The act aims to: “move the United States toward greater energy independence and security; increase the production of clean renewable fuels; protect consumers; increase the efficiency of products, buildings, and vehicles; promote research on and deploy greenhouse gas capture and storage options; improve the energy performance of the Federal Government; and increase U.S. energy security, develop renewable fuel production, and improve vehicle fuel economy.”
Incandescent light bulbs consume a vast amount of energy. A typical 60-watt incandescent bulb costs more than three times as much per year to run as a similar LED bulb. Considering that eighteen percent of all the energy we use in this country is consumed by light bulbs, we have a lot of room for improvement in this area.

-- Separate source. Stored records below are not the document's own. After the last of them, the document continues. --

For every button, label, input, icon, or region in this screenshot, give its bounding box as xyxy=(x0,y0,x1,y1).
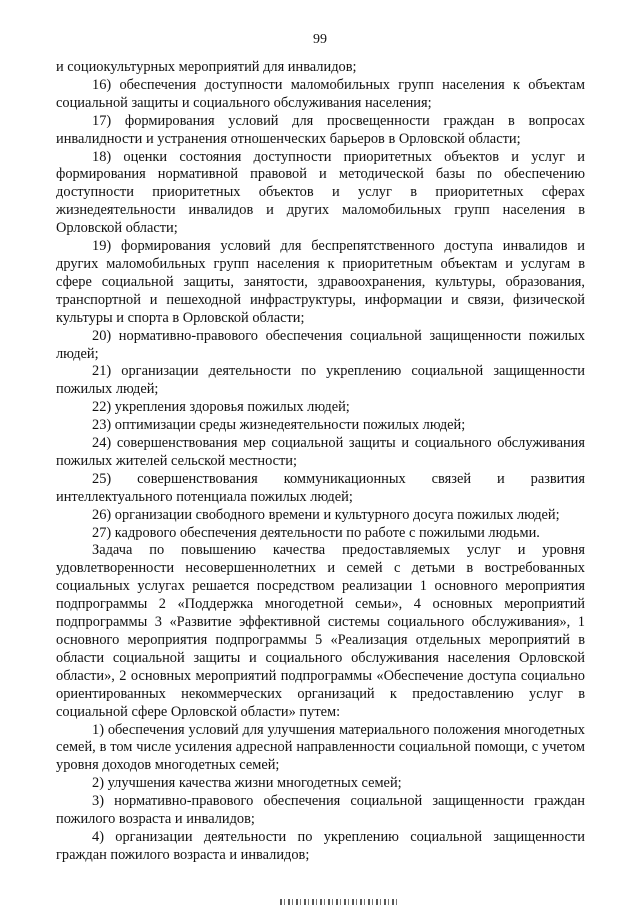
list-item-26: 26) организации свободного времени и культурного досуга пожилых людей; xyxy=(92,506,560,523)
list-item-17: 17) формирования условий для просвещенности граждан в вопросах инвалидности и устранения отношенческих барьеров в Орловской области; xyxy=(56,112,585,147)
page-number: 99 xyxy=(313,32,327,47)
list-item-20: 20) нормативно-правового обеспечения социальной защищенности пожилых людей; xyxy=(56,327,585,362)
list-item-23: 23) оптимизации среды жизнедеятельности пожилых людей; xyxy=(92,417,466,434)
list-item-24: 24) совершенствования мер социальной защиты и социального обслуживания пожилых жителей сельской местности; xyxy=(56,435,585,469)
list-item-19: 19) формирования условий для беспрепятственного доступа инвалидов и других маломобильных групп населения к приоритетным объектам и услугам в сфере социальной защиты, занятости, здравоохранения, культуры, образования, транспортной и пешеходной инфраструктуры, информации и связи, физической культуры и спорта в Орловской области; xyxy=(56,238,585,326)
task-item-1: 1) обеспечения условий для улучшения материального положения многодетных семей, в том числе усиления адресной направленности социальной помощи, с учетом уровня доходов многодетных семей; xyxy=(56,721,585,774)
scan-artifact xyxy=(280,899,400,905)
list-item-21: 21) организации деятельности по укреплению социальной защищенности пожилых людей; xyxy=(56,363,585,398)
task-item-3: 3) нормативно-правового обеспечения социальной защищенности граждан пожилого возраста и инвалидов; xyxy=(56,793,585,828)
list-item-18: 18) оценки состояния доступности приоритетных объектов и услуг и формирования нормативной правовой и методической базы по обеспечению доступности приоритетных объектов и услуг в приоритетных сферах жизнедеятельности инвалидов и других маломобильных групп населения в Орловской области; xyxy=(56,148,585,237)
task-item-4: 4) организации деятельности по укреплению социальной защищенности граждан пожилого возраста и инвалидов; xyxy=(56,828,585,863)
list-item-27: 27) кадрового обеспечения деятельности по работе с пожилыми людьми. xyxy=(92,524,540,541)
list-item-25: 25) совершенствования коммуникационных связей и развития интеллектуального потенциала пожилых людей; xyxy=(56,470,585,505)
document-body xyxy=(56,59,585,865)
list-item-22: 22) укрепления здоровья пожилых людей; xyxy=(92,399,350,416)
task-item-2: 2) улучшения качества жизни многодетных семей; xyxy=(92,775,402,792)
task-paragraph: Задача по повышению качества предоставляемых услуг и уровня удовлетворенности несовершеннолетних и семей с детьми в востребованных социальных услугах решается посредством реализации 1 основного мероприятия подпрограммы 2 «Поддержка многодетной семьи», 4 основных мероприятий подпрограммы 3 «Развитие эффективной системы социального обслуживания», 1 основного мероприятия подпрограммы 5 «Реализация отдельных мероприятий в области социальной защиты и социального обслуживания населения Орловской области», 2 основных мероприятий подпрограммы «Обеспечение доступа социально ориентированных некоммерческих организаций к предоставлению услуг в социальной сфере Орловской области» путем: xyxy=(56,542,585,720)
list-item-16: 16) обеспечения доступности маломобильных групп населения к объектам социальной защиты и социального обслуживания населения; xyxy=(56,76,585,111)
paragraph-continuation: и социокультурных мероприятий для инвалидов; xyxy=(56,59,357,75)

What lights should you buy to replace your old incandescent bulbs? There are three other options readily available on store shelves now: halogens, CFLs, and LEDs.

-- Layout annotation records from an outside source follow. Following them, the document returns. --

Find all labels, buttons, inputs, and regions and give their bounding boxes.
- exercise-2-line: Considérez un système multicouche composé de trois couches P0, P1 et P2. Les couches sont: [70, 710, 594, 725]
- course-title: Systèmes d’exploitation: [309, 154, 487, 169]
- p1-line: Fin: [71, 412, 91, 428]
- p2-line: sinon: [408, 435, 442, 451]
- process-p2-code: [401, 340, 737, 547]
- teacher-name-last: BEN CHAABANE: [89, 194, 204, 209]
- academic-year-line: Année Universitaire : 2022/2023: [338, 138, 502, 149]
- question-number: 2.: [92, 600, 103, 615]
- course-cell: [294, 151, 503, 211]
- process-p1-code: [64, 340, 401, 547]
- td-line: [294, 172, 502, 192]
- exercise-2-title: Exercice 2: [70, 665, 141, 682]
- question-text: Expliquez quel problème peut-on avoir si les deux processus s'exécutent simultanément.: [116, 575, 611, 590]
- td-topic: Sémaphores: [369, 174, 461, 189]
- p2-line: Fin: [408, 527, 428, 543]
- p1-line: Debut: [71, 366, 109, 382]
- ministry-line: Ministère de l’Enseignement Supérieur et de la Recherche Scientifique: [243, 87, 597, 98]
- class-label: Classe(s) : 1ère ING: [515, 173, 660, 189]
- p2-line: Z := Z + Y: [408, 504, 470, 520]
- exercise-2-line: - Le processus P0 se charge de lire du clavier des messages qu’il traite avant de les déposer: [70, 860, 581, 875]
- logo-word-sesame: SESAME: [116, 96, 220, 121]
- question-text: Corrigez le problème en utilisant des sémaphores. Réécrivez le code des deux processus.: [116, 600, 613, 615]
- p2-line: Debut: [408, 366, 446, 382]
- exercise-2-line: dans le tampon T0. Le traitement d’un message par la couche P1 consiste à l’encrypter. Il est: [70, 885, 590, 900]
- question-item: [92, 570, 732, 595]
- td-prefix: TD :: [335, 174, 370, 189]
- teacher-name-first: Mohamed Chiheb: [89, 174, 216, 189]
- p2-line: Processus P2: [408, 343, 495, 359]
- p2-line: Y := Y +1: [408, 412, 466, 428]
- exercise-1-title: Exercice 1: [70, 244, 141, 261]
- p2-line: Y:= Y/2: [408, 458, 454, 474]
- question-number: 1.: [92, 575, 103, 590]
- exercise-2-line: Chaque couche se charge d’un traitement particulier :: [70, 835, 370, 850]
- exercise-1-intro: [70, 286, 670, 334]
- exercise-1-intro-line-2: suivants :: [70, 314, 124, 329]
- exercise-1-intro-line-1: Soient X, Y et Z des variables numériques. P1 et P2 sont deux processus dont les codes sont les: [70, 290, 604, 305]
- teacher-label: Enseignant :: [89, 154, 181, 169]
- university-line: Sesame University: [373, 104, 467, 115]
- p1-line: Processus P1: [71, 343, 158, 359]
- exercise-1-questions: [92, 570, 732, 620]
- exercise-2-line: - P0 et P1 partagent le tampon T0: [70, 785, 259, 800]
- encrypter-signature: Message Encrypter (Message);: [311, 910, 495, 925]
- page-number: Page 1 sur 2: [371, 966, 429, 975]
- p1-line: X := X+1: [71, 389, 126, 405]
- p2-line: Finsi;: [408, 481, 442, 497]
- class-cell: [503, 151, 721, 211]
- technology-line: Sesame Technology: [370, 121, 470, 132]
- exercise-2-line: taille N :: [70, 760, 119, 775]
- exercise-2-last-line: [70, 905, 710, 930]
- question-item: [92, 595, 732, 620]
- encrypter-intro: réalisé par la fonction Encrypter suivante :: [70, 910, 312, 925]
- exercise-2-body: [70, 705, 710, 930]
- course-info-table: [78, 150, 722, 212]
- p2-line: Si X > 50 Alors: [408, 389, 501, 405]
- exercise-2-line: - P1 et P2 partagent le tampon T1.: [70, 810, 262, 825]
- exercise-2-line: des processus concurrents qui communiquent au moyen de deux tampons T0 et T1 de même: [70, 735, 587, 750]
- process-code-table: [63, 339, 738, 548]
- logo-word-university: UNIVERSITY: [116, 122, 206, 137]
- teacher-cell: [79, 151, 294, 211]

Halogen lights are a better option than incandescents, but not by much. CFL and LED lights have huge advantages over both of these in energy efficiency and long-term costs.
Many consumers have already made the switch from incandescents to the more energy-efficient CFLs, though many still shy away from LEDs because of their higher price tag.

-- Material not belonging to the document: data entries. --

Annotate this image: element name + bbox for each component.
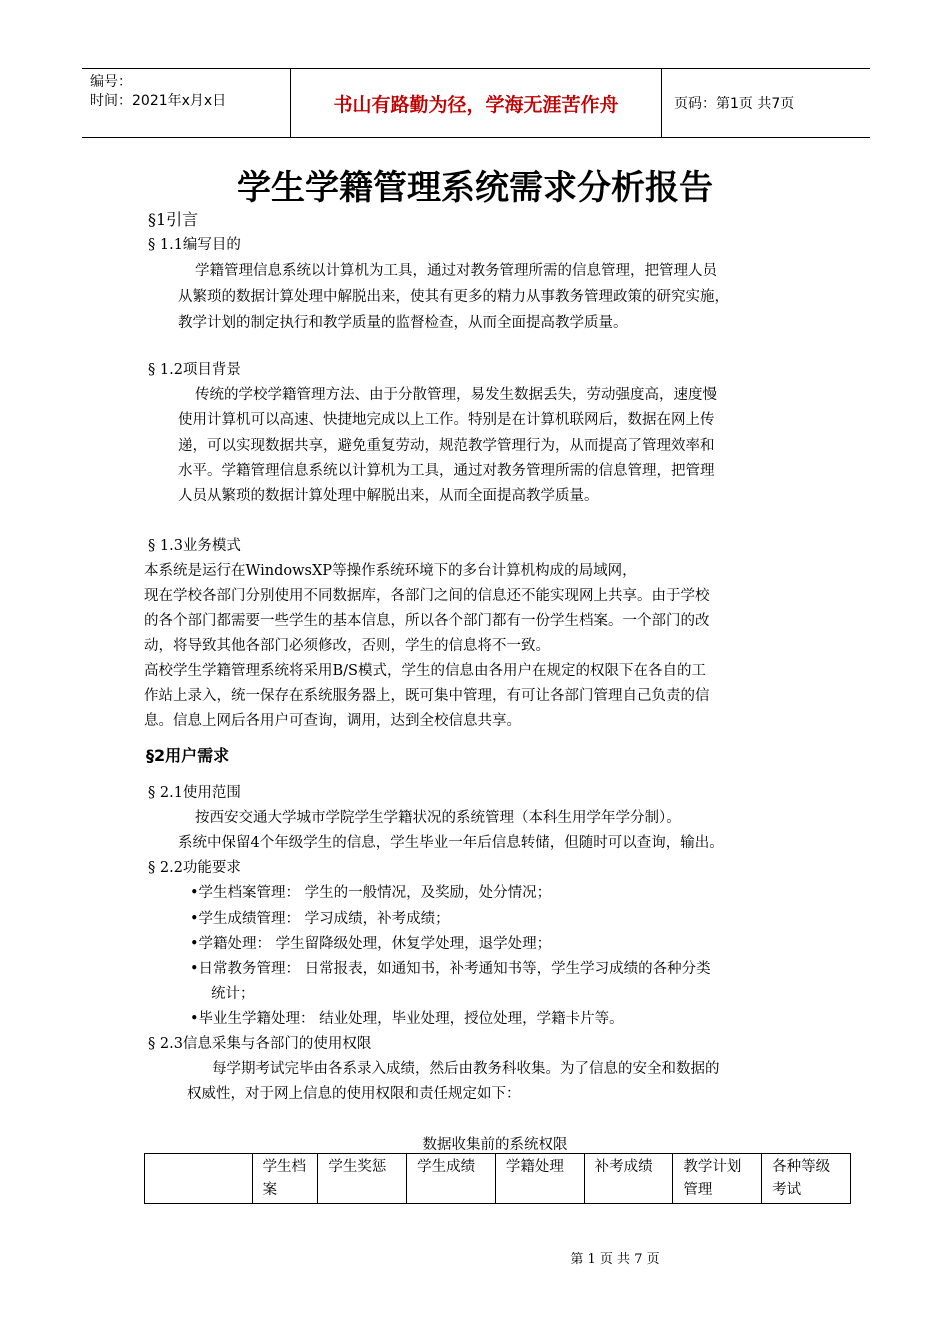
paragraph-line: 每学期考试完毕由各系录入成绩，然后由教务科收集。为了信息的安全和数据的 xyxy=(212,1061,720,1077)
table-header-cell: 各种等级考试 xyxy=(762,1154,851,1204)
permissions-table xyxy=(144,1153,851,1204)
paragraph-line: 高校学生学籍管理系统将采用B/S模式，学生的信息由各用户在规定的权限下在各自的工 xyxy=(144,663,706,679)
header-meta xyxy=(82,69,291,137)
list-item: •日常教务管理： 日常报表，如通知书，补考通知书等，学生学习成绩的各种分类 xyxy=(190,961,711,977)
paragraph-line: 递，可以实现数据共享，避免重复劳动，规范教学管理行为，从而提高了管理效率和 xyxy=(178,438,715,454)
header-page-info: 页码：第1页 共7页 xyxy=(674,96,795,112)
paragraph-line: 本系统是运行在WindowsXP等操作系统环境下的多台计算机构成的局域网， xyxy=(144,563,637,579)
table-cell xyxy=(145,1154,253,1204)
subsection-heading-2-2: § 2.2功能要求 xyxy=(148,860,241,876)
paragraph-line: 动，将导致其他各部门必须修改，否则，学生的信息将不一致。 xyxy=(144,638,550,654)
list-item: •学籍处理： 学生留降级处理，休复学处理，退学处理； xyxy=(190,936,552,952)
time-label: 时间：2021年x月x日 xyxy=(90,93,227,109)
paragraph-line: 现在学校各部门分别使用不同数据库，各部门之间的信息还不能实现网上共享。由于学校 xyxy=(144,588,710,604)
list-item: •学生档案管理： 学生的一般情况，及奖励，处分情况； xyxy=(190,885,552,901)
header-motto: 书山有路勤为径，学海无涯苦作舟 xyxy=(291,69,662,137)
page-header xyxy=(82,68,870,138)
paragraph-line: 系统中保留4个年级学生的信息，学生毕业一年后信息转储，但随时可以查询，输出。 xyxy=(178,835,724,851)
paragraph-line: 水平。学籍管理信息系统以计算机为工具，通过对教务管理所需的信息管理，把管理 xyxy=(178,463,715,479)
subsection-heading-1-2: § 1.2项目背景 xyxy=(148,362,241,378)
subsection-heading-2-1: § 2.1使用范围 xyxy=(148,785,241,801)
serial-label: 编号： xyxy=(90,74,132,90)
table-header-cell: 补考成绩 xyxy=(584,1154,673,1204)
paragraph-line: 教学计划的制定执行和教学质量的监督检查，从而全面提高教学质量。 xyxy=(178,315,628,331)
paragraph-line: 人员从繁琐的数据计算处理中解脱出来，从而全面提高教学质量。 xyxy=(178,488,599,504)
list-item-continuation: 统计； xyxy=(211,986,255,1002)
section-heading-1: §1引言 xyxy=(148,210,199,229)
list-item: •学生成绩管理： 学习成绩，补考成绩； xyxy=(190,911,450,927)
table-caption: 数据收集前的系统权限 xyxy=(422,1137,568,1153)
subsection-heading-1-1: § 1.1编写目的 xyxy=(148,237,241,253)
paragraph-line: 传统的学校学籍管理方法、由于分散管理，易发生数据丢失，劳动强度高，速度慢 xyxy=(195,387,717,403)
paragraph-line: 权威性，对于网上信息的使用权限和责任规定如下： xyxy=(187,1086,521,1102)
subsection-heading-1-3: § 1.3业务模式 xyxy=(148,538,241,554)
table-row xyxy=(145,1154,851,1204)
list-item: •毕业生学籍处理： 结业处理，毕业处理，授位处理，学籍卡片等。 xyxy=(190,1011,624,1027)
paragraph-line: 的各个部门都需要一些学生的基本信息，所以各个部门都有一份学生档案。一个部门的改 xyxy=(144,613,710,629)
subsection-heading-2-3: § 2.3信息采集与各部门的使用权限 xyxy=(148,1036,372,1052)
document-title: 学生学籍管理系统需求分析报告 xyxy=(237,168,713,208)
paragraph-line: 按西安交通大学城市学院学生学籍状况的系统管理（本科生用学年学分制）。 xyxy=(195,810,681,826)
table-header-cell: 学籍处理 xyxy=(495,1154,584,1204)
table-header-cell: 学生档案 xyxy=(252,1154,318,1204)
page-footer: 第 1 页 共 7 页 xyxy=(570,1252,660,1267)
paragraph-line: 使用计算机可以高速、快捷地完成以上工作。特别是在计算机联网后，数据在网上传 xyxy=(178,412,715,428)
paragraph-line: 学籍管理信息系统以计算机为工具，通过对教务管理所需的信息管理，把管理人员 xyxy=(195,263,717,279)
table-header-cell: 学生成绩 xyxy=(407,1154,496,1204)
section-heading-2: §2用户需求 xyxy=(146,746,230,765)
paragraph-line: 从繁琐的数据计算处理中解脱出来，使其有更多的精力从事教务管理政策的研究实施， xyxy=(178,289,729,305)
paragraph-line: 息。信息上网后各用户可查询，调用，达到全校信息共享。 xyxy=(144,713,521,729)
table-header-cell: 教学计划管理 xyxy=(673,1154,762,1204)
paragraph-line: 作站上录入，统一保存在系统服务器上，既可集中管理，有可让各部门管理自己负责的信 xyxy=(144,688,710,704)
table-header-cell: 学生奖惩 xyxy=(318,1154,407,1204)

However, LEDs are making a huge leap in the marketplace as their prices continue to fall. They are brighter, more energy efficient, and have a much longer lifespan than CFL bulbs.
According to the National Resources Defense Council, LED lights use the least amount of energy per year and have a lifespan well beyond other lighting options.
Every year, Sylvania conducts their Socket Survey, a nationwide measure of public attitudes about energy-efficient lighting and awareness about the phase-out of incandescent bulbs. In 2013, only 4 in 10 Americans were aware that 40W and 60W incandescent bulbs would be phased out by January of this year. Only about 24% of respondents planned to switch to LED bulbs, while 46% planned on switching to CFLs.
Sylvania published this handy infographic showing the survey results, along with comparisons of the lighting options available to consumers. They also report that LED bulbs have the highest upfront cost, but are by far the longest lasting and most cost efficient option over time and that they reduce energy consumption up to 80%.
A recent study by Consumer Reports agrees that LED bulbs have many advantages over other options.
- save money in electrical costs and bulb replacement costs
- can last for decades – more than twice as long as CFLs
- light up instantly, where CFLs can take up to 30 seconds to reach full brightness
- can be dimmable
After testing over 750 CFL and LED bulbs, Consumer Reports found that LED bulbs outperformed CFLs in all areas – warm up time, light distribution, brightness, color temperature, and how long the bulbs last.
Whether you are on the grid paying a utility company or off the grid and powered by solar energy, consider replacing your current bulbs with LEDs if you haven’t already. You’ll save a lot of money and energy over time and help reduce the pollution and waste associated with the manufacturing and disposal of other types of bulbs.